Первым делом Джим отправился на станцию, теперь совершенно пустынную. Ремонтные рабочие оставили свои инструменты и материалы под крышей, и он раздобыл себе яркий жилет ремонтника и лопату. Ему казалось, что при такой маскировке он сможет добраться до станции, не вызывая ничьих подозрений. Нужно только идти вдоль полотна железной дороги и делать вид, что он имеет к ней какое-то отношение.
Внутренний голос велел ему повернуть назад. Этот зов трудно было игнорировать.
Земля была влажной и упругой, снежный покров тонкий и ненадежный. По большей части он был не толще корки хлеба и хрустел под ногами, пока Джим спускался. Кругом стояла тишина высокогорья. Впереди на открытом склоне рельсы поворачивали, обходя ледник. Дальше возвышались горные пики, твердые и сверкающие в свете полуденного солнца, как бриллианты.

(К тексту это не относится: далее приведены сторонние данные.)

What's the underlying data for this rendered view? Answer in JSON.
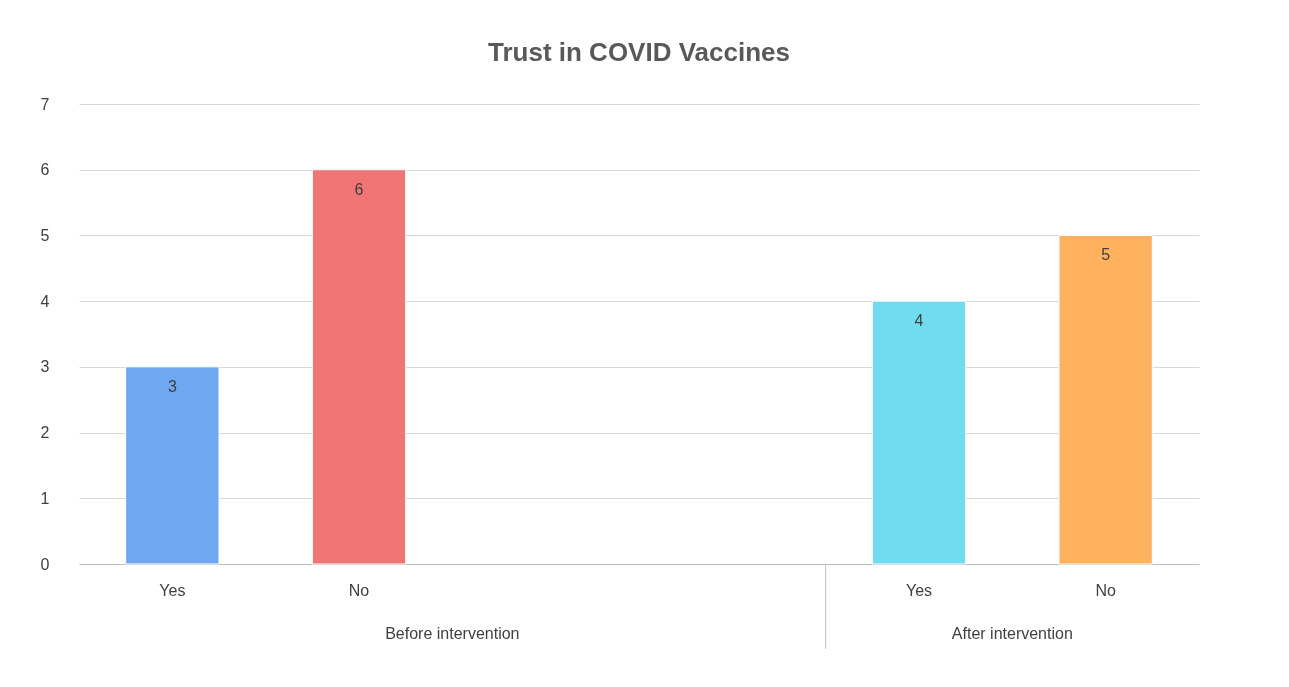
{
  "chart_data": {
    "type": "bar",
    "title": "Trust in COVID Vaccines",
    "categories": [
      "Yes",
      "No",
      null,
      null,
      "Yes",
      "No"
    ],
    "values": [
      3,
      6,
      null,
      null,
      4,
      5
    ],
    "colors": [
      "#6fa8f0",
      "#f07575",
      null,
      null,
      "#6fdcef",
      "#ffb25e"
    ],
    "ylim": [
      0,
      7
    ],
    "yticks": [
      0,
      1,
      2,
      3,
      4,
      5,
      6,
      7
    ],
    "grid": "y",
    "data_labels": true,
    "annotations": [
      "Before intervention",
      "After intervention"
    ]
  }
}
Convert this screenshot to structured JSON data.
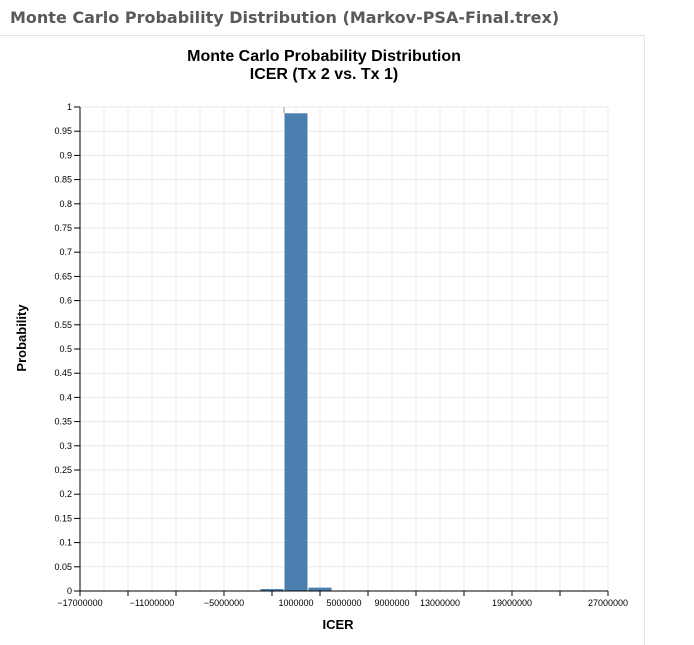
{
  "window": {
    "title": "Monte Carlo Probability Distribution (Markov-PSA-Final.trex)"
  },
  "colors": {
    "bar": "#4a7fb0",
    "grid": "#e8e8e8",
    "axis": "#000000"
  },
  "chart_data": {
    "type": "bar",
    "title": "Monte Carlo Probability Distribution",
    "subtitle": "ICER (Tx 2 vs. Tx 1)",
    "xlabel": "ICER",
    "ylabel": "Probability",
    "grid": true,
    "xlim": [
      -17000000,
      27000000
    ],
    "ylim": [
      0,
      1
    ],
    "x_ticks": [
      -17000000,
      -11000000,
      -5000000,
      1000000,
      5000000,
      9000000,
      13000000,
      19000000,
      27000000
    ],
    "x_tick_labels": [
      "−17000000",
      "−11000000",
      "−5000000",
      "1000000",
      "5000000",
      "9000000",
      "13000000",
      "19000000",
      "27000000"
    ],
    "y_ticks": [
      0,
      0.05,
      0.1,
      0.15,
      0.2,
      0.25,
      0.3,
      0.35,
      0.4,
      0.45,
      0.5,
      0.55,
      0.6,
      0.65,
      0.7,
      0.75,
      0.8,
      0.85,
      0.9,
      0.95,
      1
    ],
    "y_tick_labels": [
      "0",
      "0.05",
      "0.1",
      "0.15",
      "0.2",
      "0.25",
      "0.3",
      "0.35",
      "0.4",
      "0.45",
      "0.5",
      "0.55",
      "0.6",
      "0.65",
      "0.7",
      "0.75",
      "0.8",
      "0.85",
      "0.9",
      "0.95",
      "1"
    ],
    "bins": [
      {
        "x0": -2000000,
        "x1": 0,
        "value": 0.004
      },
      {
        "x0": 0,
        "x1": 2000000,
        "value": 0.987
      },
      {
        "x0": 2000000,
        "x1": 4000000,
        "value": 0.007
      },
      {
        "x0": 4000000,
        "x1": 6000000,
        "value": 0.001
      }
    ],
    "error_bar": {
      "x": 0,
      "low": 0.987,
      "high": 1.0
    }
  }
}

Один раз он поскользнулся и чуть не упал. Мысли блуждали где-то, убаюканные ритмом спуска. Он попытался вспомнить, о чем думал, но не смог. Последние четверть мили он шел, низко опустив голову, лопату он переложил на другое плечо. Если на станции был сторож, Джим не хотел, чтобы его так легко узнали.
Все расстояние он покрыл за полчаса.
От железнодорожного полотна к зданиям собачьей станции вела железная лестница. На ступенях и поручнях лежал толстый ровный слой снега. Он воткнул в землю лопату, на нее повесил катафотный жилет и быстро и бесшумно спустился по лестнице.
Однажды он уже был здесь, с тех пор прошло больше года. Перед ним оказались три двери, все было в точности, как он запомнил. Ближайшая дверь вела в комнату, где хранили снаряжение. Он вошел в нее в тот день, когда повредил на льду плечо.
Сколько же их было в компании — человек семь? И никто из них не потрудился даже запомнить его имя. Всю неделю они звали его «англичанин» или «учитель», если вообще заговаривали с ним. Среди друзей Рашели оказались немецкий князь, пивоваренная принцесса и французский малый без подбородка, чей отец занимался дизайном гоночных автомобилей, — его звали Клод и он походил на Альфреда Е. Ноймана из журнала «Шальной». Джим оказался в этой компании только потому, что его пригласили пожить в семье Ризингеров, чтобы младший Ризингер получил столь необходимую ему языковую практику. Но тот предпочитал проводить время за приведением в порядок своей поразительно обширной коллекции порнографии. Младшему Ризингеру было пятнадцать лет.
С самого начала Джим не вписывался в эту компанию. Они ничего не имели против него, просто не принимали в свой круг. Легко было поверить, что они так и уехали, даже не заметив его отсутствия. Да, Клод походил на мужской член, удостоенный первого приза, но вся разница между ними состояла в том, что Клод входил в компанию, а Джим Харпер нет. На протяжении долгого пути через ледник Джим понял одну простую вещь: в этой драме он был всего лишь статистом, хотя воображал себя звездой.
А виноват во всем этот сопляк, младший Ризингер. Ну почему его богатая сестричка не родилась уродиной?